La gazette

Comment détecter le (véritable) trouble bipolaire ? 🎭

20h30. Après avoir passé une demi-heure à écrémer tout le catalogue de Netflix, vous vous êtes enfin mis d’accord sur la série que vous allez binge-watcher ce soir. Reste à commander le repas. Ça ne devrait pas poser problème, toute la journée, vous n’avez fait que penser à cette reluisante pizza 4 fromages du “meilleur italien de la capitale” ! Sauf que là, en scrollant les clichés hyper-zoomés des différentes spécialités disponibles, l’envie soudaine d’un “bon burger des familles” fait irruption… “Non mais, laisse tomber, je suis trop bipolaire !” me direz-vous ? Pas vraiment : vous avez juste changé d’avis 🙂

C’est vrai que dernièrement, on utilise à tord et à travers l’adjectif « bipolaire ». Pourtant, il s’agit d’une véritable pathologie psychiatrique aux conséquences lourdes.
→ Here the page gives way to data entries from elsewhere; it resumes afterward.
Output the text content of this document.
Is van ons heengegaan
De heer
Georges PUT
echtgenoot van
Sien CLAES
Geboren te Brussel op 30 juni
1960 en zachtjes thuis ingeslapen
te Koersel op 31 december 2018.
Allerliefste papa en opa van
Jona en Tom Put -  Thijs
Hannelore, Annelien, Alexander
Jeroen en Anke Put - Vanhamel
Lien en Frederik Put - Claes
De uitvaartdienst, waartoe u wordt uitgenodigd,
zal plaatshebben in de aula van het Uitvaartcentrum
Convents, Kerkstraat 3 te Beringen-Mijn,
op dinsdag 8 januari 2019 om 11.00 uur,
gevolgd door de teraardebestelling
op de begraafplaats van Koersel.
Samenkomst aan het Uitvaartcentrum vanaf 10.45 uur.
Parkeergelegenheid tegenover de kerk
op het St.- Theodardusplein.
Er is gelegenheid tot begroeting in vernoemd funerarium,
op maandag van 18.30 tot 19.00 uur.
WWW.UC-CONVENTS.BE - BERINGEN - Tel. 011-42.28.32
Petit tour explicatif et illustré de ce qu’est (vraiment) le trouble bipolaire. D’après le DSM-5 (sorte de bible pour la psychiatrie), le trouble bipolaire se révèle chez les sujets jeunes, après la puberté. Il toucherait entre 1 et 4 % de la population française.

 

Comment savoir si je suis bipolaire ?

La maladie se caractérise par des changements dits “pathologiques” de l’humeur et de l’énergie. Celle-ci peut être augmentée (on parle de “manie”) ou diminuée (on parle de “dépression”). Si ces épisodes durent entre quelques jours à plusieurs semaines, il convient d’en parler à un médecin. Dans un premier temps, pourquoi ne pas penser à la téléconsultation ? MédecinDirect est peut-être pris en charge à 100 % par votre entreprise ou complémentaire santé : testez votre éligibilité 🙂

 

🧠 Le développement de manies

Sur le plan maniaque, on peut assimiler la personne à une véritable pile électrique vivante. Lors de ces accès, on est hyperactif et sensible à la moindre vexation, sans s’en rendre compte pour autant. Toute l’énergie est concentrée sur un objet, quitte à diminuer son temps de sommeil. Certaines personnes se sentent reposées après avoir dormi seulement 3h…

Pour illustrer ça, on vous conseille de voir (ou revoir) le film multi-récompensé Happiness Therapy (2012) avec Bradley Cooper et Jennifer Lawrence. Notamment, la scène dans laquelle Pat (Bradley Cooper), tout juste rentré chez ses parents, se met à lire d’une traite un roman d’Ernest Hemingway, avant de le balancer par la fenêtre parce que “what the fuck ?!” et d’exposer à ses parents son point de vue, à 4h du matin…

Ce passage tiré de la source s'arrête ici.